Franklin Music Hall
- Former names: Electric Factory (1968-2018)
- Address: 421 N. 7th Street Philadelphia, Pennsylvania
- Coordinates: 39°57′33.1″N 75°08′58.9″W﻿ / ﻿39.959194°N 75.149694°W
- Owner: The Bowery Presents
- Operator: The Bowery Presents
- Type: Indoor theater
- Seating type: General admission
- Capacity: 2,500-3,000
- Opened: 1968–1973 (first incarnation) 1995–present (second incarnation)

Website
- www.bowerypresents.com/greater-philly/shows/franklin-music-hall

= Franklin Music Hall =

Concert venue in Philadelphia, PA, US

Franklin Music Hall is a concert venue in Philadelphia, Pennsylvania. It is in a converted building once part of the General Electric Switchgear Plant and opened in 1995. It has a capacity between 2,500 and 3,000 people. It is owned and operated by The Bowery Presents.

The venue features a variety of musical acts in the rap, electronic, heavy metal, rock, grunge, and pop genres.

==History==
In 1968, the "Electric Factory and Flea Market", a concert venue, opened in a converted tire warehouse on the northwest corner of 22nd and Arch Streets. It was owned by Sheldon Kaplan, Herbert Spivak, and his brothers Jerry Spivak and Allen Spivak. They soon hired Larry Magid to book all of the shows. Kaplan sold his stake in the company after the Atlantic City Pop Festival in 1969 and Magid became a partner. The venue hosted concerts, including performances of The Chambers Brothers, Jimi Hendrix, and The Who, until 1970 and was torn down in 1973 to be replaced by condominiums.

Coincident with the venue, Electric Factory Concerts began as a concert promoter, also owned by Larry Magid.

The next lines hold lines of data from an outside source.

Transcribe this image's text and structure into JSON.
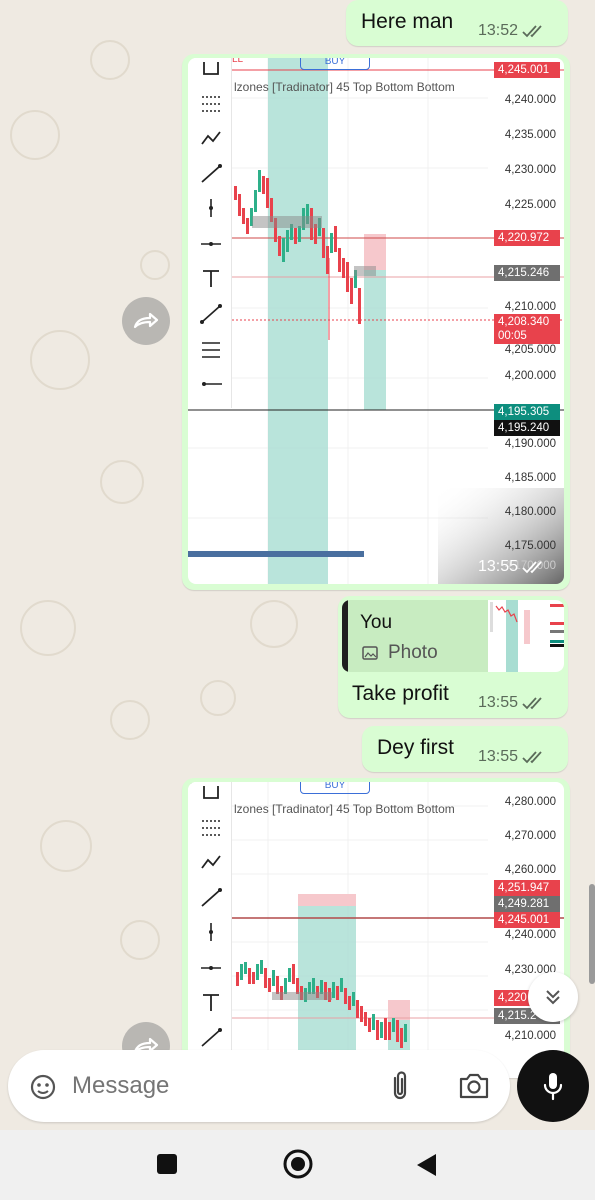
{
  "chat": {
    "messages": {
      "m1": {
        "text": "Here man",
        "time": "13:52"
      },
      "m2": {
        "time": "13:55"
      },
      "m3": {
        "quote_author": "You",
        "quote_type": "Photo",
        "text": "Take profit",
        "time": "13:55"
      },
      "m4": {
        "text": "Dey first",
        "time": "13:55"
      }
    }
  },
  "chart1": {
    "header": "lzones [Tradinator] 45 Top Bottom Bottom",
    "buy_label": "BUY",
    "sell_label": "LL",
    "axis_labels": [
      "4,240.000",
      "4,235.000",
      "4,230.000",
      "4,225.000",
      "4,210.000",
      "4,205.000",
      "4,200.000",
      "4,190.000",
      "4,185.000",
      "4,180.000",
      "4,175.000",
      "4,170.000"
    ],
    "price_tags": {
      "t1": "4,245.001",
      "t2": "4,220.972",
      "t3": "4,215.246",
      "t4a": "4,208.340",
      "t4b": "00:05",
      "t5": "4,195.305",
      "t6": "4,195.240"
    }
  },
  "chart2": {
    "header": "lzones [Tradinator] 45 Top Bottom Bottom",
    "buy_label": "BUY",
    "axis_labels": [
      "4,280.000",
      "4,270.000",
      "4,260.000",
      "4,240.000",
      "4,230.000",
      "4,210.000"
    ],
    "price_tags": {
      "t1": "4,251.947",
      "t2": "4,249.281",
      "t3": "4,245.001",
      "t4": "4,220",
      "t5": "4,215.2"
    }
  },
  "input": {
    "placeholder": "Message"
  },
  "colors": {
    "bubble": "#d9fdd3",
    "bg": "#efeae2",
    "tag_red": "#e8424c",
    "tag_gray": "#6f6f6f",
    "tag_teal": "#0d8e7e",
    "zone_teal": "#a8ddd2",
    "zone_pink": "#f6c8cc"
  },
  "icons": [
    "double-check-icon",
    "forward-icon",
    "sticker-icon",
    "attach-icon",
    "camera-icon",
    "mic-icon",
    "scroll-down-icon",
    "nav-square-icon",
    "nav-home-icon",
    "nav-back-icon"
  ]
}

In 1995, Magid and Spivak reopened the Electric Factory in a converted building from the General Electric Switchgear Plant on 7th and Willow Street.

In 2016, it was named the 16th best venue in the United States by Consequence.

In September 2018, the Electric Factory was sold to The Bowery Presents; however, the trademarked name was owned by rival Live Nation and the buyer sought a new name. After a public naming contest that received over 5,000 submissions, in October 2018, the new name was announced as Franklin Music Hall.